CHAPTER XIII
THAIR CONGRATULATES
FLORENCE sat down in the window-seat in the dusky hall. The diamond panes of milky glass let in a misty light. She drew the drapery of the dark curtains around her, the better to insure against interruption. The house was silent at that long hour of the afternoon when all the day’s processes seem to stand still, and heart and brain alike grow torpid. She waited, as still as her still surroundings, a piece with the dull curtain, until an opening door should reanimate her to living.
At the sound of an approaching step—was it an hour or a day she had kept her post?—she started nervously. Through the slightly parted curtains she watched the stair-turn anxiously. That long, dangling, masculine figure was at least not Mrs. Budd. She sighed relief. It was Thair. He came on with his elegant slouch, turning down the hall toward the window embrasure, stopped a moment on the threshold of the morning-room, looking in with a questing turn of his long neck, strolled on, craning at the alcove curtains.
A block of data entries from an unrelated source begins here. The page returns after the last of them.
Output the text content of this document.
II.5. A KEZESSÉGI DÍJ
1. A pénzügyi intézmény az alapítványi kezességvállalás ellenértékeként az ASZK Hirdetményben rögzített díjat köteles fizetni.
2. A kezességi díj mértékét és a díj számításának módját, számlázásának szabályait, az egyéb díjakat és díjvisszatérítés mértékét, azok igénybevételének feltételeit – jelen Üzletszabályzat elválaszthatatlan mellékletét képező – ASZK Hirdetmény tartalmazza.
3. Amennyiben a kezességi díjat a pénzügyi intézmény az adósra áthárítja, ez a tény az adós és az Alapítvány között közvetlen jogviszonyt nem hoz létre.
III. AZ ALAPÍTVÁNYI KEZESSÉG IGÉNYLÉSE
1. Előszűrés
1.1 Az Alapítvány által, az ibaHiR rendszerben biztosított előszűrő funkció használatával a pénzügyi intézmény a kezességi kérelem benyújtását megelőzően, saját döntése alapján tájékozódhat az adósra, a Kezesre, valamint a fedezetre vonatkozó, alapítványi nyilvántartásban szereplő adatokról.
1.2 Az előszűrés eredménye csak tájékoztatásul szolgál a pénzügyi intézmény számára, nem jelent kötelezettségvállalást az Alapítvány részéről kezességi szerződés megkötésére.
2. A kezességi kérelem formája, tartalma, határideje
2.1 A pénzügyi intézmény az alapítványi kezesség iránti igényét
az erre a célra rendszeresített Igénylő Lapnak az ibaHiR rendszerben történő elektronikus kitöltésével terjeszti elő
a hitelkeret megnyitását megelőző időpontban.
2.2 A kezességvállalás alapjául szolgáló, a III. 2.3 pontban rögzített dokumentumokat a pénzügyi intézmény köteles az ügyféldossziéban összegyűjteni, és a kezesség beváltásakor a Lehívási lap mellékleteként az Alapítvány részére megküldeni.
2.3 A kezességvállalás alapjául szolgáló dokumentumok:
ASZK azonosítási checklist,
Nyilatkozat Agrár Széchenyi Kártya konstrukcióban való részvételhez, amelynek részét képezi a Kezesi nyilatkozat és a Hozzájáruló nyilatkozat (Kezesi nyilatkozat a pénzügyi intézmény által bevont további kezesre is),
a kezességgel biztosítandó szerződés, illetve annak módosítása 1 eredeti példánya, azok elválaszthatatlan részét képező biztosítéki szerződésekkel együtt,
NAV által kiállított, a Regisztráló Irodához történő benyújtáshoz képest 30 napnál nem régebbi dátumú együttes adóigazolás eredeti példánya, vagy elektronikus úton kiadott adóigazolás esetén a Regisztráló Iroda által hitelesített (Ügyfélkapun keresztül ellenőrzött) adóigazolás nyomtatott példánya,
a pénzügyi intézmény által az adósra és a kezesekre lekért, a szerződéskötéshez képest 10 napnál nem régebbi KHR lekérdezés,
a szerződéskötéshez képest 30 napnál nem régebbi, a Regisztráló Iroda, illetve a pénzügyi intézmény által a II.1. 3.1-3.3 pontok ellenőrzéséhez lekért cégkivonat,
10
Florence thrust them back. Evidently it was not she he was looking for. He was surprised, and something more, hardly curious, but a look that harked back to what had been revealed him on the terrace.
“I am,” he explained to her, “in search of the young madam.” He added with a considerative smile, “Our last ride together—if she has anything to say about it.”
Her face showed an odd mingling of distress and relief.
“But you will have to wait. She can’t be disturbed now.”
“Well”—he dawdled over it a minute—“but she will be disturbed. I’ll wait, of course; but will—Mrs. Budd?” He brought it out with the faintest embarrassment.
Florence looked at him, considering.